Derniers Sacrements (De M.J Arlidge)

D’un simple regard… 16/20

Le synopsis :

Derniers Sacrements : Kassie, 15 ans, est une adolescente comme tant d’autres. A une chose près, en plus de son mal-être, elle traîne un don qui peut aussi être perçu comme une malédiction. D’un simple regard, la jeune fille est capable de voir quand et comment une personne va mourir. C’est au moment où une série de meurtres très violents se produit à Chicago que Kassie rencontre Adam, un psychologue qui semble prêt à l’écouter et à l’aider. Coïncidence ou non, chacune des victimes à, un jour ou l’autre, était en contact avec Kassie. Avec l’aide d’Adam, elle va tenter prouver son innocence.

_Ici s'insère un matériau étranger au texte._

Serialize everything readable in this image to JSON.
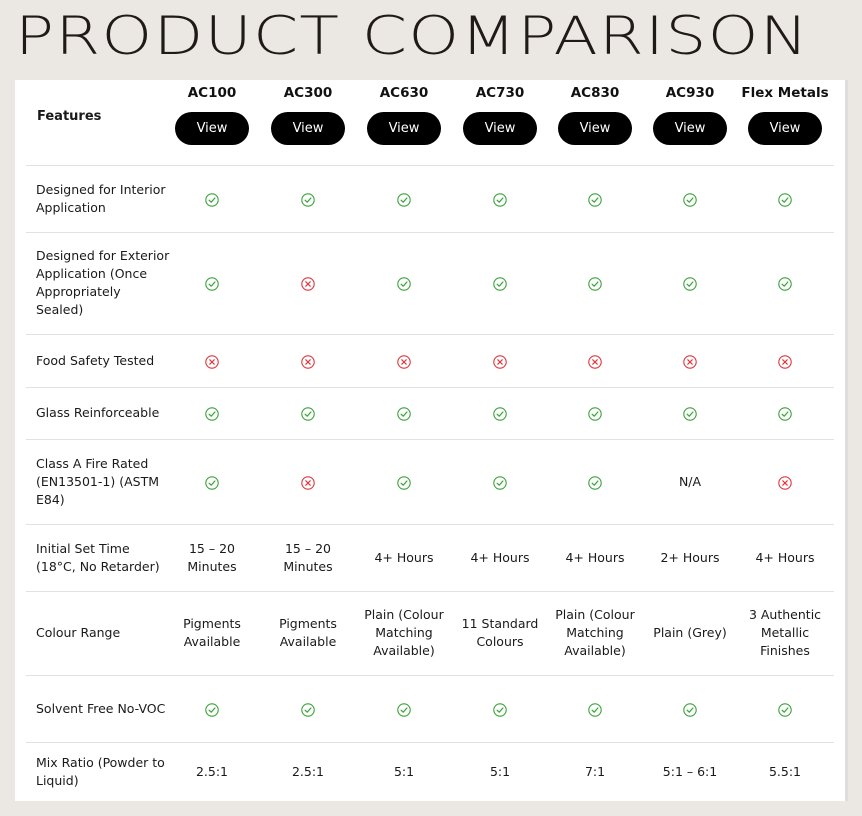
{
  "page_title": "PRODUCT COMPARISON",
  "header": {
    "features_label": "Features",
    "products": [
      "AC100",
      "AC300",
      "AC630",
      "AC730",
      "AC830",
      "AC930",
      "Flex Metals"
    ],
    "view_label": "View"
  },
  "colors": {
    "check": "#3aa33a",
    "cross": "#e0363c",
    "button_bg": "#000000"
  },
  "rows": [
    {
      "feature": "Designed for Interior Application",
      "values": [
        "check",
        "check",
        "check",
        "check",
        "check",
        "check",
        "check"
      ]
    },
    {
      "feature": "Designed for Exterior Application (Once Appropriately Sealed)",
      "values": [
        "check",
        "cross",
        "check",
        "check",
        "check",
        "check",
        "check"
      ]
    },
    {
      "feature": "Food Safety Tested",
      "values": [
        "cross",
        "cross",
        "cross",
        "cross",
        "cross",
        "cross",
        "cross"
      ]
    },
    {
      "feature": "Glass Reinforceable",
      "values": [
        "check",
        "check",
        "check",
        "check",
        "check",
        "check",
        "check"
      ]
    },
    {
      "feature": "Class A Fire Rated (EN13501-1) (ASTM E84)",
      "values": [
        "check",
        "cross",
        "check",
        "check",
        "check",
        "N/A",
        "cross"
      ]
    },
    {
      "feature": "Initial Set Time (18°C, No Retarder)",
      "values": [
        "15 – 20 Minutes",
        "15 – 20 Minutes",
        "4+ Hours",
        "4+ Hours",
        "4+ Hours",
        "2+ Hours",
        "4+ Hours"
      ]
    },
    {
      "feature": "Colour Range",
      "values": [
        "Pigments Available",
        "Pigments Available",
        "Plain (Colour Matching Available)",
        "11 Standard Colours",
        "Plain (Colour Matching Available)",
        "Plain (Grey)",
        "3 Authentic Metallic Finishes"
      ]
    },
    {
      "feature": "Solvent Free No-VOC",
      "values": [
        "check",
        "check",
        "check",
        "check",
        "check",
        "check",
        "check"
      ]
    },
    {
      "feature": "Mix Ratio (Powder to Liquid)",
      "values": [
        "2.5:1",
        "2.5:1",
        "5:1",
        "5:1",
        "7:1",
        "5:1 – 6:1",
        "5.5:1"
      ]
    }
  ]
}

Mais aussi  et surtout essayer de sauver les potentielles prochaines victimes qu’elle va croiser.

La critique :

M.J Arlidge laisse cette fois de côté Helen Grace, son personnage fétiche, pour ce one-shot haletant aux accents fantastiques et c’est une réussite totale tant ce thriller se révèle éprouvant pour les nerfs et est complètement addictif.

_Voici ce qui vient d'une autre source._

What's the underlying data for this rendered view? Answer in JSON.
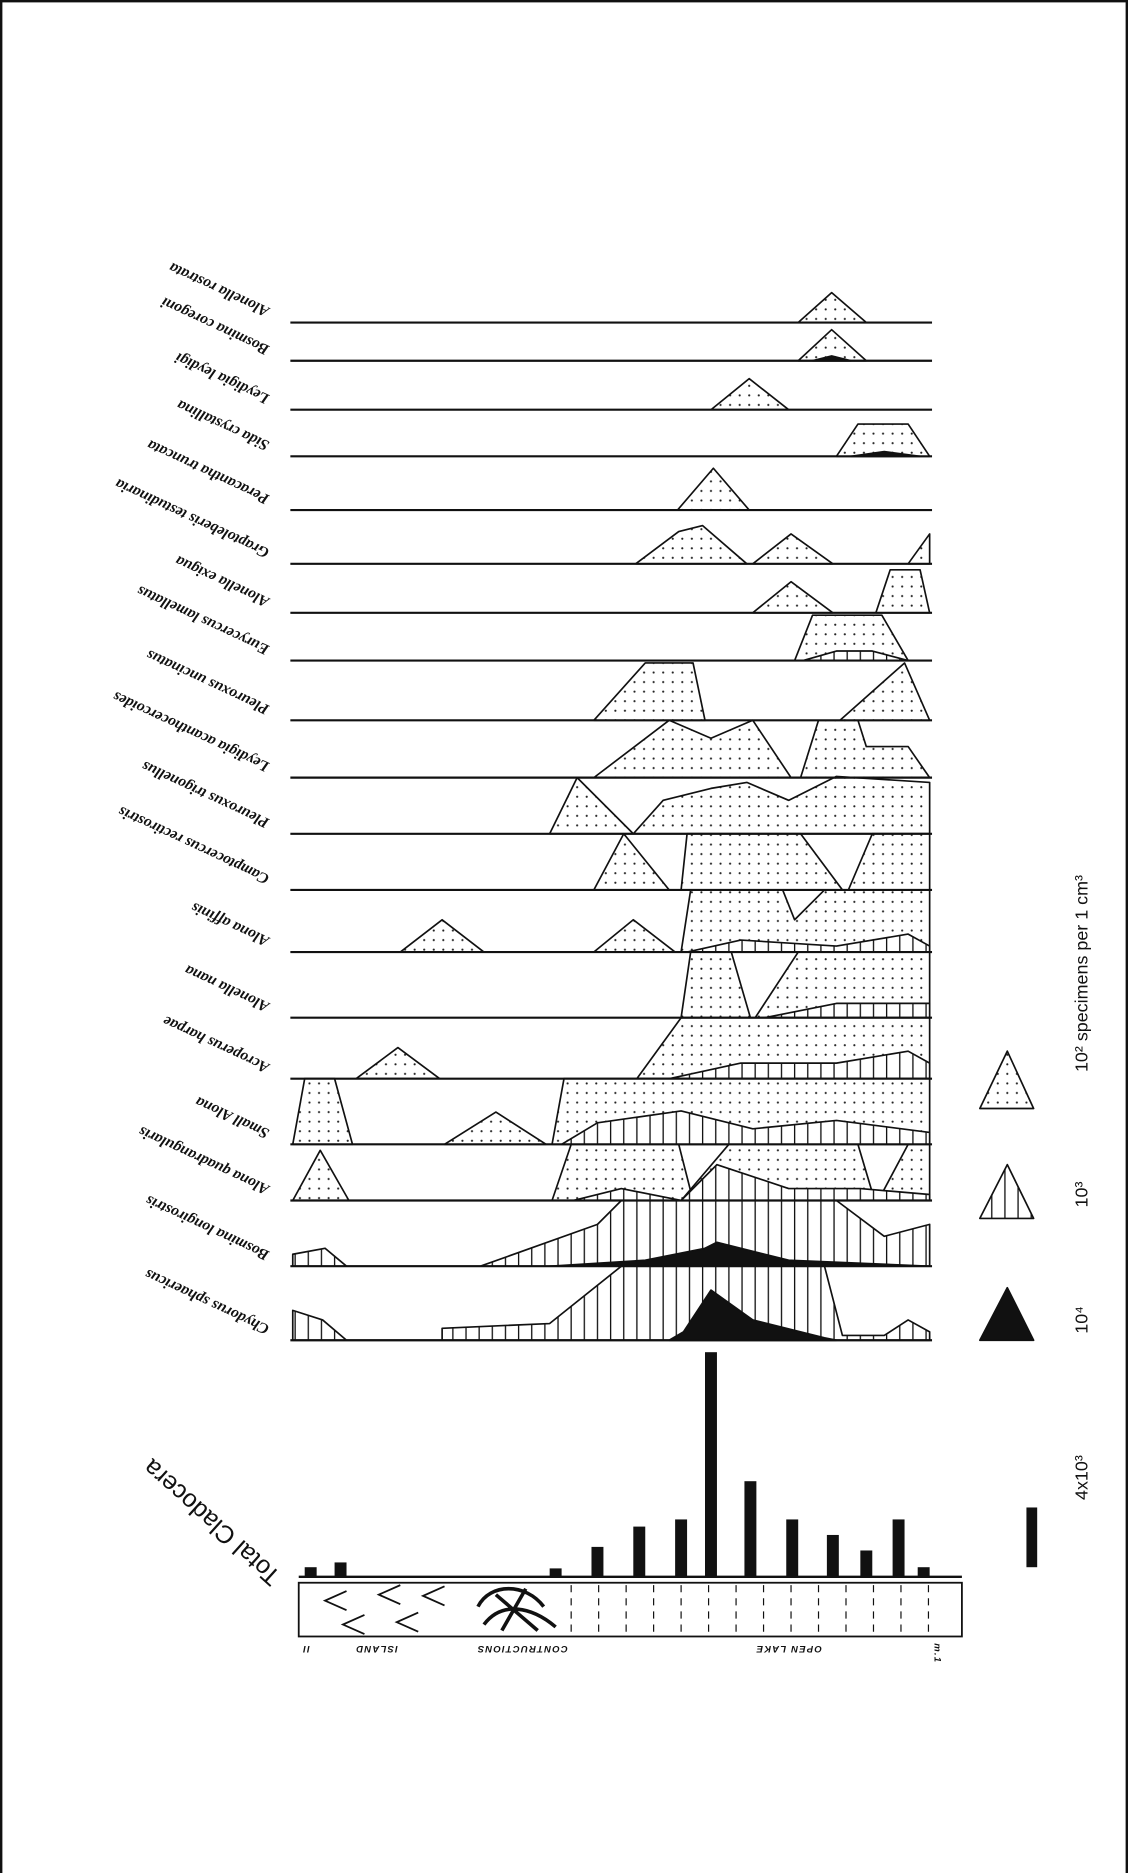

L’élément fantastique de ce roman aurait pu le rapprocher dangereusement du Dead Zone de Stephen King et l’auteur aurait pu se contenter d’actualiser ce dernier. Loin s’en faut ici puisque le personnage de Kassie, même s’il partage des points communs avec Johnny Smith, le héros de King, est avant tout une adolescente à la dérive qui subit son « don » et qui perd peu à peu tout intérêt pour une vie normale.

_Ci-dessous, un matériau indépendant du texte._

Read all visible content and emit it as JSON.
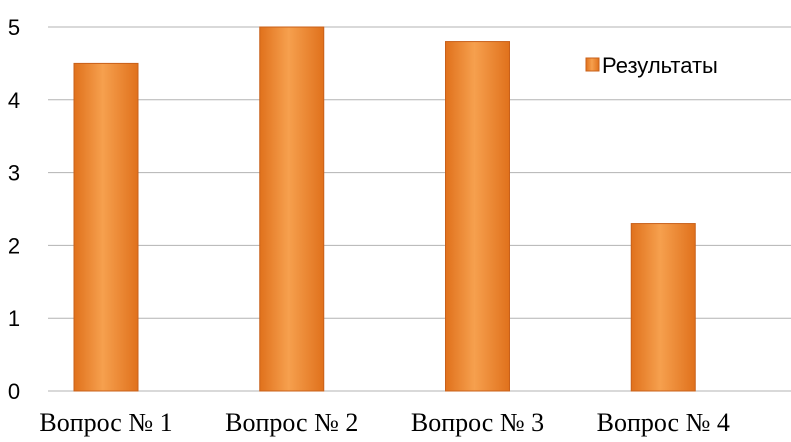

A ses côtés, Adam Brandt n’est pas un simple faire-valoir mais un vrai personnage: entier, avec ses doutes et ses erreurs, loin d’un héros vertueux tant dans sa vie privée que professionnelle. Ce duo de protagonistes est un véritable atout pour ce thriller au rythme élevé. Que ce soit lors des chapitres en communs ou non, Kassie et Adam, se retrouve dans des situations souvent compliqués moralement ou physiquement. Les seuls passages où le rythme est moins soutenu sont peut-être ceux écrits à la première personne du singulier mais, dans ces cas là, la tension reste palpable.

Ce rythme dans l’écriture peut parfois se rapprocher de celui d’une série télévisée avec ces scènes dites de cliffhanger en fin d’épisodes et ici de chapitres qui nous poussent à vouloir connaître la suite le plus rapidement possible sans zapper ou ici, refermer le livre avant de l’avoir terminé.

Malgré certains poncifs du genre que l’auteur n’arrive pas à éviter et certains choix discutables dans le traitement de certains personnages secondaires ou des intrigues de second plan, M.J Arlidge nous prouve ici qu’il n’est pas l’auteur d’une seule série et d’un seul personnage. Il nous livre un excellent thriller, rythmé avec une héroïne particulièrement intéressante et un tueur pervers, violent mais tout de même loin des cadors du genre, l’auteur nous épargnant le tueur en série hyper intelligent et sophistiqué. L’auteur est définitivement très inspiré pour créer des personnages féminins forts et, après Helen Grace et Kassie, la prochaine héroïne sera attendue au tournant.

L’auteur :

Né en 1974 à Londres, M.J Arlidge travaille pour la télévision britannique depuis une quinzaine d’années. Dirigeant d’une maison de production, il a permis à plusieurs séries policières de voir le jour.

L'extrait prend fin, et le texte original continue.